Then the feeling vanished. Judy registered what Saskia had said.

“No,” said Judy. “I mean, yes, yes. I’m fine. Come on now, Miss Rose.”

Past the open door of the conference room, Maurice was in there, whispering something into his console.

“I thought you were looking after Edward!” Saskia said accusingly.

“He’s okay,” Maurice said, looking up. “He’s down in the small hold at the moment, checking if there is any cargo we should salvage. I’m going there directly to help him.” He glanced at his console. “Listen, we’re approaching the region where the Watcher’s gaze is most intense, hence the flux of Dark Seeds will be most intense. Kevin and Aleph say we’ve got about twenty minutes until we run into trouble, but I reckon it’s only fifteen. Basically, once you’re in the shuttle, stay there! I’ll join you ASAP.”

“Okay, Maurice.” Saskia blushed. “You make sure you and Edward are in there in time. Don’t do anything silly.”

Maurice looked at her, softening enough to give her a tight little smile in return.

“I won’t,” he said. He folded up his console and walked quickly off. At a much slower pace, the three women followed him. They shuffled along, past the conference room and around the complicated junction where the corridors leading to the two holds and the living areas and the exits met. The ceiling there sloped downwards, following the curve of the teardrop hull that lay just beyond it. Saskia and Judy slipped their arms through Miss Rose’s, holding tighter as they stepped forward over the corner of the large hold. Miss Rose gave a little scream as the variable gravity pulled them around through two hundred and forty degrees.

The air of the ship pulsated: it felt greasy and too warm. It felt as if something was trying to snatch hold of them. Judy could half hear distant calls, imagining that someone was speaking to her, trying to catch her attention, an effect of the increasing flux of Dark Seeds.

But there was something else as well.

They had walked a good fifty meters down the corridor when Judy felt it again.

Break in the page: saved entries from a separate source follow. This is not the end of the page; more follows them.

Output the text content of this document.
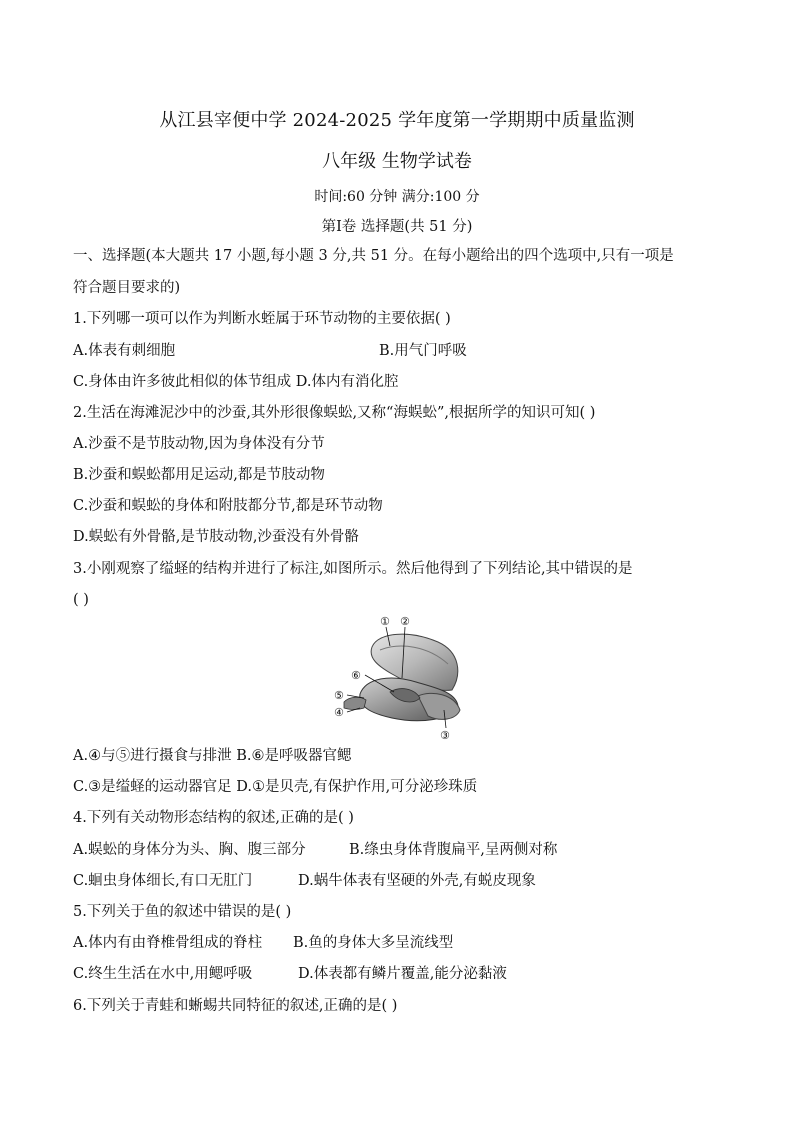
从江县宰便中学 2024-2025 学年度第一学期期中质量监测
八年级 生物学试卷
时间:60 分钟 满分:100 分
第Ⅰ卷 选择题(共 51 分)
一、选择题(本大题共 17 小题,每小题 3 分,共 51 分。在每小题给出的四个选项中,只有一项是
符合题目要求的)
1.下列哪一项可以作为判断水蛭属于环节动物的主要依据( )
A.体表有刺细胞	B.用气门呼吸
C.身体由许多彼此相似的体节组成 D.体内有消化腔
2.生活在海滩泥沙中的沙蚕,其外形很像蜈蚣,又称“海蜈蚣”,根据所学的知识可知( )
A.沙蚕不是节肢动物,因为身体没有分节
B.沙蚕和蜈蚣都用足运动,都是节肢动物
C.沙蚕和蜈蚣的身体和附肢都分节,都是环节动物
D.蜈蚣有外骨骼,是节肢动物,沙蚕没有外骨骼
3.小刚观察了缢蛏的结构并进行了标注,如图所示。然后他得到了下列结论,其中错误的是
( )
① ②
③
④
⑤
⑥
A.④与⑤进行摄食与排泄 B.⑥是呼吸器官鳃
C.③是缢蛏的运动器官足 D.①是贝壳,有保护作用,可分泌珍珠质
4.下列有关动物形态结构的叙述,正确的是( )
A.蜈蚣的身体分为头、胸、腹三部分	B.绦虫身体背腹扁平,呈两侧对称
C.蛔虫身体细长,有口无肛门	D.蜗牛体表有坚硬的外壳,有蜕皮现象
5.下列关于鱼的叙述中错误的是( )
A.体内有由脊椎骨组成的脊柱 B.鱼的身体大多呈流线型
C.终生生活在水中,用鳃呼吸	D.体表都有鳞片覆盖,能分泌黏液
6.下列关于青蛙和蜥蜴共同特征的叙述,正确的是( )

The black-carpeted corridor of the ship faded away, leaving her standing in greyness. Now she could smell grass and flavored vodka.

“What is it? Judy, what is it?” Saskia’s thin face wavered into focus. The real world was reasserting itself. Judy felt the bony arm of Miss Rose clasped in her hand. She felt dizzy.

“Saskia, can you go on with Miss Rose? I just need to check on something…”

“We’ve only got fifteen minutes!”

But Judy was already gone. Back up around the kink in the corridor to the twisted knot of the junction. She looked back along to the living area. The smell of spiced lamb still hung heavy in the air. All else was dead. Heavy silence filled the abandoned rooms at the forward end of the ship. The silence of the tomb?

“Maurice?” she called. There was no reply. “Kevin? Aleph?”

They should have been able to hear her. They had senses all the way through the ship. Why couldn’t they hear her?

Five corridors led away from the junction, twisted at strange angles by the geometry of the ship. There was a voice calling to her, but Judy didn’t know from where. She closed her eyes and concentrated, and the silver machinery of the meta-intelligence lit up in her head. She was here, somewhere. There she was again. Only this time her voice was clearer. It was like someone had flung open a window on a summer’s day, to let in the fresh air and the feel of the wind.

Judy opened her eyes.

The geometry of the junction had changed: there were now six corridors. Six corridors seemed to suit the space better; corridors ran up and down and also north, south, east, and west. This was how the junction should be, thought Judy. One of the corridors had been hidden all along, and no one had ever noticed it.

She fumbled at her console, setting an alarm to sound in five minutes, and then in ten, twelve, fourteen, and fifteen minutes. She had to be on the shuttle when the Eva Rye hit the exclusion zone, whatever happened. She didn’t want to be trapped out here in the empty, ghostly decks of the ship, all alone with the Dark Seeds. She didn’t want to be pulled down and tied by BVBs, left shouting into the pulsating air for help that wouldn’t come.

Outwardly calm, her heart pounding, she stepped forward into the sixth corridor.

This corridor felt cooler than the others. The walls and floor seemed to retain the coldness of space, and the air felt as if the chill was still being warmed off it. Had this part of the ship been sealed off completely from the living spaces, until its awakening? Tentatively, she padded on. The black-and-white patterns on the walls faded, leaving only bare metal, and Judy had the impression she was approaching the heart of the ship. The carpet thinned to nothing, there was nothing but the beat of her footsteps and the claustrophobic feel of grey metal closing in around her.